A case that predates ‘Mattress Girl’
A federal district judge who made it nearly impossible for male students accused of rape to argue they were victims of reverse discrimination by their colleges has been rebuked by his appeals court.
The 2nd U.S. Circuit Court of Appeals overruled the decision by Judge Jesse Furman of the U.S. District Court in Manhattan, an appointee of President Barack Obama, against an anonymous male student who said Columbia University violated Title IX in its sexual-assault proceeding against him.
The appeals court said Friday that Furman did not “accept the facts alleged [by ‘John Doe’] and construe ambiguities in the light most favorable to upholding the plaintiff’s claim,” as is required at an early stage of litigation, even if Doe’s claims turn out to be “self-serving and untrue.”

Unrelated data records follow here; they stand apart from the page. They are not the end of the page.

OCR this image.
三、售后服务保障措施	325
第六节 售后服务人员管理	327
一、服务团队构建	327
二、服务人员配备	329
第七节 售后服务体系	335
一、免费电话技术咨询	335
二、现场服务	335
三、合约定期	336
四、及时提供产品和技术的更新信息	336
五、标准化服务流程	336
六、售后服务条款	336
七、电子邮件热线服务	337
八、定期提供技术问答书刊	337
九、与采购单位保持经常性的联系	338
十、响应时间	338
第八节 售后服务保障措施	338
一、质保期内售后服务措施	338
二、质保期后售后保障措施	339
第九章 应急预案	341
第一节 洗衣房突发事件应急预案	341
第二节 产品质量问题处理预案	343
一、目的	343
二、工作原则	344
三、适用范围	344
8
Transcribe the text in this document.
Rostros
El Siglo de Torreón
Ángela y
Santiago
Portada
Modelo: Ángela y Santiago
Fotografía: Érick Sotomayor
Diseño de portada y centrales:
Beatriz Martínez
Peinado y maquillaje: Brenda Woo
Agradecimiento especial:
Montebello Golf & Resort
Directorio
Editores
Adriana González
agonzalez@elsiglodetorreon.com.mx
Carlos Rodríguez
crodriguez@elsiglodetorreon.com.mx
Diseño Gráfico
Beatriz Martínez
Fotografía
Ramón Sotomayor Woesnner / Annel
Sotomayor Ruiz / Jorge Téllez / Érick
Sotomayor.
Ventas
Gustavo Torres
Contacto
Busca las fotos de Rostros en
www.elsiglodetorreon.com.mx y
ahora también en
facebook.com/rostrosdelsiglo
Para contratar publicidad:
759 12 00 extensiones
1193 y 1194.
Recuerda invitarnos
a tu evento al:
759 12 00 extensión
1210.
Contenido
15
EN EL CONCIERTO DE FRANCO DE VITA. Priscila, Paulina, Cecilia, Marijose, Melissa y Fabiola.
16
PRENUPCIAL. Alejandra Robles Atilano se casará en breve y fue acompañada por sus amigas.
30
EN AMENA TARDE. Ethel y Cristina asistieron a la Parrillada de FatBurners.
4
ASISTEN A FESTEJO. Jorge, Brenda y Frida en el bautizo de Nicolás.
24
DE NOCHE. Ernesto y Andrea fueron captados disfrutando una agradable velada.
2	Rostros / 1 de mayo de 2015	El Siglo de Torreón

This trial ruling predated a much better known case against Columbia by a male student who was accused of rape by fellow student Emma Sulkowicz. She earned the nickname “Mattress Girl” by carrying her mattress around campus to protest Columbia’s exoneration of him.
Nungesser then filed another suit arguing Columbia’s gender-based misconduct policy functionally “excludes the possibility of male victims and female perpetrators” – calling himself a victim of Sulkowicz’s campaign to get him expelled despite his exoneration.
Ignored Doe’s witnesses, botched the evidence after Columbia faced protests
Doe had claimed the female student approached him while he was studying late one night, they took a walk and discussed “hooking up,” and she suggested having sex in her suite bathroom so her ex-boyfriend (Doe’s roommate) wouldn’t find out. She fetched a condom from her room before the bathroom sex.
She accused him four months later at the start of the new academic year. The Columbia Title IX investigator, Jilleian Sessions-Stackhouse, ignored Doe’s witnesses, did not inform him of his rights as an accused student in the process, and questioned him in a way “calculated to elicit a confession,” while sympathetically guiding the female through the process.
Sessions-Stackhouse did not record the interviews. Doe claimed that her notes of his interview falsely portrayed what he had said, and her report ultimately portrayed him as “having coercively pressured” the female into sex for weeks, despite “conflicting information” from her friend about that night.
The investigation happened right after student activists had shamed Columbia for not taking rape allegations seriously – allegations that made the press and which specifically criticized Sessions-Stackhouse, the 2nd Circuit said.
The appeals court found that at least some of Doe’s claims “support the inference of sex discrimination”: that the investigator and hearing panel “declined to seek out potential witnesses” named by Doe, did not “act in accordance with University procedures designed to protect accused students,” and that everyone – including “the reviewing Dean” – reached judgments that were “contrary to the weight of the evidence.”
Columbia’s reaction to earlier criticism of its handling of female students’ rape allegations – including President Lee Bollinger calling a “University-wide open meeting with the Dean to discuss the issue” – pushed Doe’s complaint over the goal line of sufficiently alleging he faced “bias on account of sex.”
“Against this factual background, it is entirely plausible that the University’s decision-makers and its investigator were motivated to favor the accusing female over the accused male,” the decision reads, “so as to protect themselves and the University from accusations that they had failed to protect female students from sexual assault.”
‘Fear of negative publicity’ is not a ‘lawful’ motivation for sex bias
The 2nd Circuit specifically rejected the reasoning of Judge Furman in finding that Columbia was “more plausibly” motivated by “lawful, independent goals” – taking rape allegations seriously and treating accusers “with a high degree of sensitivity” – than by sex discrimination.
Furman was required to “draw reasonable inferences in favor of the sufficiency of the complaint,” the three-judge panel said. (The panel included one of Furman’s colleagues from the Southern District trial court, John Koeltl, “sitting by designation.”)
The 2nd Circuit noted that Doe was a varsity athlete when he was accused, making him an even bigger target for allegations.
“There is nothing implausible or unreasonable” in Doe’s claim that the panel was biased against him “to avoid further fanning the criticisms that Columbia turned a blind eye to such assaults” by male athletes, the decision reads.
In a footnote, the panel further criticized Judge Furman. The trial court had said that the “fear of negative publicity or of Title IX liability” was an appropriate, sex-neutral motivation for Columbia to discriminate against Doe.
“A defendant is not excused from liability for discrimination because the discriminatory motivation does not result from a discriminatory heart, but rather from a desire to avoid practical disadvantages that might result from unbiased action,” the decision reads.
Even if a university has adopted a temporary “policy of bias favoring one sex over the other … in order to avoid liability or bad publicity,” it “has practiced sex discrimination,” the panel said bluntly.
The 2nd Circuit said Sessions-Stackhouse also had reason to discriminate against a male, given criticism of her prior investigations of male athletes. It said “she allegedly had significant influence, perhaps even determinative influence,” over the results even if she didn’t make the final decision.
Columbia University told The College Fix it does not comment on ongoing litigation.